[GNC] "Travel" vs. "Public Transportation"
Adam H. Kerman
ahk at chinet.com
Mon Jun 22 11:41:05 EDT 2026
4:32am -0000 06/22/26 rsbrux via gnucash-user <gnucash-user at gnucash.org> wrote:
>I just noticed that I have two overlapping expense accounts, "Public
>Transportation" and "Travel". I think that both accounts were in the
>default GnuCash account tree, but "Public Transportation" is not a sub-
>account of "Travel", which is what I would have expected.
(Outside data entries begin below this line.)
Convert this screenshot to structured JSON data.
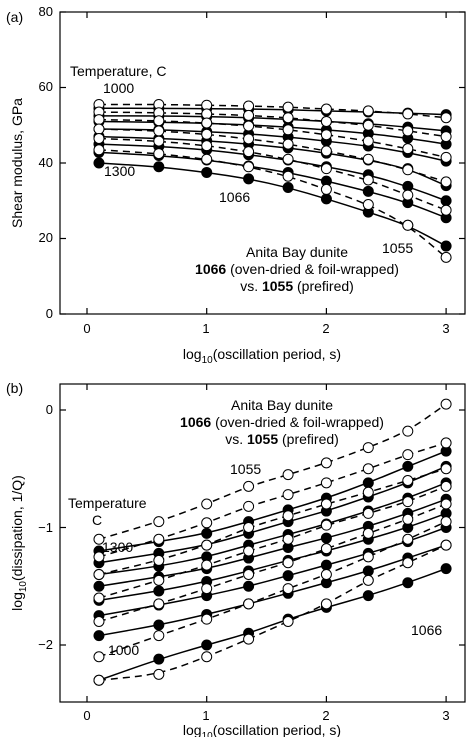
{
  "chart_data": [
    {
      "type": "scatter",
      "panel_label": "(a)",
      "xlabel": {
        "prefix": "log",
        "sub": "10",
        "suffix": "(oscillation period, s)"
      },
      "ylabel": "Shear modulus, GPa",
      "xlim": [
        -0.3,
        3.2
      ],
      "ylim": [
        0,
        80
      ],
      "xticks": [
        "0",
        "1",
        "2",
        "3"
      ],
      "yticks": [
        "0",
        "20",
        "40",
        "60",
        "80"
      ],
      "annotations": {
        "temperature_title": "Temperature, C",
        "temp_high": "1000",
        "temp_low": "1300",
        "label_1066": "1066",
        "label_1055": "1055",
        "caption_line1": "Anita Bay dunite",
        "caption_bold2": "1066",
        "caption_line2": " (oven-dried & foil-wrapped)",
        "caption_pre3": "vs. ",
        "caption_bold3": "1055",
        "caption_line3": " (prefired)"
      },
      "x": [
        0.1,
        0.6,
        1.0,
        1.35,
        1.68,
        2.0,
        2.35,
        2.68,
        3.0
      ],
      "series": [
        {
          "marker": "filled",
          "line": "solid",
          "values": [
            54.5,
            54.5,
            54.4,
            54.3,
            54.1,
            53.8,
            53.5,
            53.2,
            52.8
          ]
        },
        {
          "marker": "filled",
          "line": "solid",
          "values": [
            52.5,
            52.5,
            52.3,
            52.0,
            51.6,
            51.0,
            50.4,
            49.5,
            48.5
          ]
        },
        {
          "marker": "filled",
          "line": "solid",
          "values": [
            51.0,
            50.8,
            50.5,
            50.1,
            49.5,
            48.8,
            47.8,
            46.6,
            45.0
          ]
        },
        {
          "marker": "filled",
          "line": "solid",
          "values": [
            49.0,
            48.8,
            48.3,
            47.7,
            46.9,
            45.8,
            44.5,
            42.8,
            40.5
          ]
        },
        {
          "marker": "filled",
          "line": "solid",
          "values": [
            47.0,
            46.5,
            45.9,
            45.0,
            44.0,
            42.6,
            40.8,
            38.5,
            34.0
          ]
        },
        {
          "marker": "filled",
          "line": "solid",
          "values": [
            45.0,
            44.4,
            43.5,
            42.2,
            40.8,
            39.0,
            36.9,
            33.8,
            30.0
          ]
        },
        {
          "marker": "filled",
          "line": "solid",
          "values": [
            42.8,
            42.0,
            40.8,
            39.2,
            37.5,
            35.2,
            32.5,
            29.5,
            25.5
          ]
        },
        {
          "marker": "filled",
          "line": "solid",
          "values": [
            40.0,
            39.0,
            37.5,
            35.8,
            33.5,
            30.5,
            27.0,
            23.5,
            18.0
          ]
        },
        {
          "marker": "open",
          "line": "dashed",
          "values": [
            55.5,
            55.5,
            55.3,
            55.1,
            54.8,
            54.3,
            53.8,
            53.0,
            52.0
          ]
        },
        {
          "marker": "open",
          "line": "dashed",
          "values": [
            53.5,
            53.3,
            53.0,
            52.6,
            52.0,
            51.0,
            50.0,
            48.5,
            47.0
          ]
        },
        {
          "marker": "open",
          "line": "dashed",
          "values": [
            51.5,
            51.2,
            50.6,
            49.8,
            48.8,
            47.5,
            45.8,
            43.8,
            41.5
          ]
        },
        {
          "marker": "open",
          "line": "dashed",
          "values": [
            49.0,
            48.5,
            47.6,
            46.4,
            45.0,
            43.2,
            41.0,
            38.2,
            35.0
          ]
        },
        {
          "marker": "open",
          "line": "dashed",
          "values": [
            46.5,
            45.8,
            44.6,
            43.0,
            41.0,
            38.5,
            35.5,
            31.5,
            27.5
          ]
        },
        {
          "marker": "open",
          "line": "dashed",
          "values": [
            43.5,
            42.5,
            41.0,
            39.0,
            36.5,
            33.0,
            29.0,
            23.5,
            15.0
          ]
        }
      ]
    },
    {
      "type": "scatter",
      "panel_label": "(b)",
      "xlabel": {
        "prefix": "log",
        "sub": "10",
        "suffix": "(oscillation period, s)"
      },
      "ylabel": {
        "prefix": "log",
        "sub": "10",
        "suffix": "(dissipation, 1/Q)"
      },
      "xlim": [
        -0.3,
        3.2
      ],
      "ylim": [
        -2.4,
        0.2
      ],
      "xticks": [
        "0",
        "1",
        "2",
        "3"
      ],
      "yticks": [
        "0",
        "−1",
        "−2"
      ],
      "annotations": {
        "caption_line1": "Anita Bay dunite",
        "caption_bold2": "1066",
        "caption_line2": " (oven-dried & foil-wrapped)",
        "caption_pre3": "vs. ",
        "caption_bold3": "1055",
        "caption_line3": " (prefired)",
        "temperature_line1": "Temperature",
        "temperature_line2": "C",
        "temp_high": "1300",
        "temp_low": "1000",
        "label_1055": "1055",
        "label_1066": "1066"
      },
      "x": [
        0.1,
        0.6,
        1.0,
        1.35,
        1.68,
        2.0,
        2.35,
        2.68,
        3.0
      ],
      "series": [
        {
          "marker": "filled",
          "line": "solid",
          "values": [
            -1.2,
            -1.12,
            -1.05,
            -0.95,
            -0.85,
            -0.75,
            -0.62,
            -0.48,
            -0.35
          ]
        },
        {
          "marker": "filled",
          "line": "solid",
          "values": [
            -1.3,
            -1.22,
            -1.15,
            -1.05,
            -0.95,
            -0.86,
            -0.74,
            -0.62,
            -0.48
          ]
        },
        {
          "marker": "filled",
          "line": "solid",
          "values": [
            -1.4,
            -1.33,
            -1.25,
            -1.15,
            -1.06,
            -0.97,
            -0.86,
            -0.75,
            -0.62
          ]
        },
        {
          "marker": "filled",
          "line": "solid",
          "values": [
            -1.5,
            -1.42,
            -1.35,
            -1.26,
            -1.17,
            -1.09,
            -0.99,
            -0.88,
            -0.76
          ]
        },
        {
          "marker": "filled",
          "line": "solid",
          "values": [
            -1.62,
            -1.54,
            -1.46,
            -1.37,
            -1.28,
            -1.2,
            -1.1,
            -1.0,
            -0.88
          ]
        },
        {
          "marker": "filled",
          "line": "solid",
          "values": [
            -1.75,
            -1.66,
            -1.58,
            -1.5,
            -1.41,
            -1.32,
            -1.22,
            -1.12,
            -1.0
          ]
        },
        {
          "marker": "filled",
          "line": "solid",
          "values": [
            -1.92,
            -1.83,
            -1.74,
            -1.65,
            -1.56,
            -1.47,
            -1.37,
            -1.26,
            -1.15
          ]
        },
        {
          "marker": "filled",
          "line": "solid",
          "values": [
            -2.3,
            -2.12,
            -2.0,
            -1.9,
            -1.78,
            -1.68,
            -1.58,
            -1.47,
            -1.35
          ]
        },
        {
          "marker": "open",
          "line": "dashed",
          "values": [
            -1.1,
            -0.95,
            -0.8,
            -0.65,
            -0.55,
            -0.45,
            -0.32,
            -0.18,
            0.05
          ]
        },
        {
          "marker": "open",
          "line": "dashed",
          "values": [
            -1.25,
            -1.1,
            -0.96,
            -0.82,
            -0.72,
            -0.62,
            -0.5,
            -0.38,
            -0.28
          ]
        },
        {
          "marker": "open",
          "line": "dashed",
          "values": [
            -1.4,
            -1.28,
            -1.15,
            -1.0,
            -0.9,
            -0.8,
            -0.7,
            -0.6,
            -0.5
          ]
        },
        {
          "marker": "open",
          "line": "dashed",
          "values": [
            -1.6,
            -1.45,
            -1.32,
            -1.2,
            -1.1,
            -0.98,
            -0.88,
            -0.78,
            -0.65
          ]
        },
        {
          "marker": "open",
          "line": "dashed",
          "values": [
            -1.8,
            -1.65,
            -1.52,
            -1.4,
            -1.3,
            -1.18,
            -1.05,
            -0.93,
            -0.8
          ]
        },
        {
          "marker": "open",
          "line": "dashed",
          "values": [
            -2.1,
            -1.92,
            -1.78,
            -1.65,
            -1.52,
            -1.4,
            -1.25,
            -1.1,
            -0.95
          ]
        },
        {
          "marker": "open",
          "line": "dashed",
          "values": [
            -2.3,
            -2.25,
            -2.1,
            -1.95,
            -1.8,
            -1.65,
            -1.45,
            -1.3,
            -1.15
          ]
        }
      ]
    }
  ]
}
>We live in Europe and often travel by train and/or bus for both short
>distances and on vacation, so I'm not sure where to draw the line between
>these two.
>What arguments can be made for and against maintaining two such separate
>categories?
With regard to accounts you use for personal expenses, organize them any way
you see fit. One major distinction is that travel expenses include meals and
lodging. A public traansportation expense is strictly passenger fares.
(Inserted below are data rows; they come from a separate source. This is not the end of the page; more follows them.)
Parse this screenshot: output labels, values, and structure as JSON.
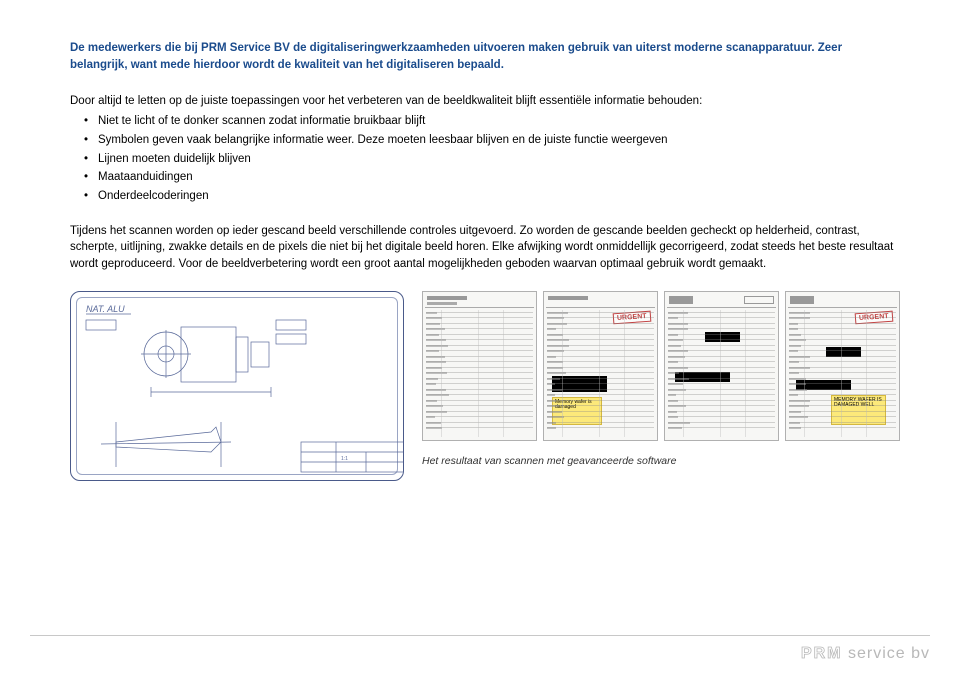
{
  "intro": "De medewerkers die bij PRM Service BV de digitaliseringwerkzaamheden uitvoeren maken gebruik van uiterst moderne scanapparatuur. Zeer belangrijk, want mede hierdoor wordt de kwaliteit van het digitaliseren bepaald.",
  "lead_in": "Door altijd te letten op de juiste toepassingen voor het verbeteren van de beeldkwaliteit blijft essentiële informatie behouden:",
  "bullets": {
    "b1": "Niet te licht of te donker scannen zodat informatie bruikbaar blijft",
    "b2": "Symbolen geven vaak belangrijke informatie weer. Deze moeten leesbaar blijven en de juiste functie weergeven",
    "b3": "Lijnen moeten duidelijk blijven",
    "b4": "Maataanduidingen",
    "b5": "Onderdeelcoderingen"
  },
  "closing": "Tijdens het scannen worden op ieder gescand beeld verschillende controles uitgevoerd. Zo worden de gescande beelden gecheckt op helderheid, contrast, scherpte, uitlijning, zwakke details en de pixels die niet bij het digitale beeld horen. Elke afwijking wordt onmiddellijk gecorrigeerd, zodat steeds het beste resultaat wordt geproduceerd. Voor de beeldverbetering wordt een groot aantal mogelijkheden geboden waarvan optimaal gebruik wordt gemaakt.",
  "caption": "Het resultaat van scannen met geavanceerde software",
  "footer": {
    "brand": "PRM",
    "suffix": "service bv"
  },
  "urgent_label": "URGENT",
  "colors": {
    "heading": "#1a4b8c",
    "border": "#4a5a8a"
  }
}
In the United States tax code, there are numerous distinctions made in how
business travel expenses are handled. If a worker has a regular place of
business, travel to and from that location, while a legitimate personal
business expense, is not deductible for tax purposes. However, travel to
multiple places of business during the work day can be deductible with
limitations. When business travel is local, there is no deduction for meals
and lodging.
If the employer reimburses expenses with an accountable plan, then it can be
the employer's deductible business expense even in circumstances in which
it's not a deductible personal business expense.
Then we have the weirdness of limited circumstances in which public
transportation expense is deductible and how it relates to earned income.
This requires "qualified" fares in which some sort of voucher system is set
up by the local provider, or the employer distributes fare media. In this
case, the employee just tracking his own expenses doesn't qualify.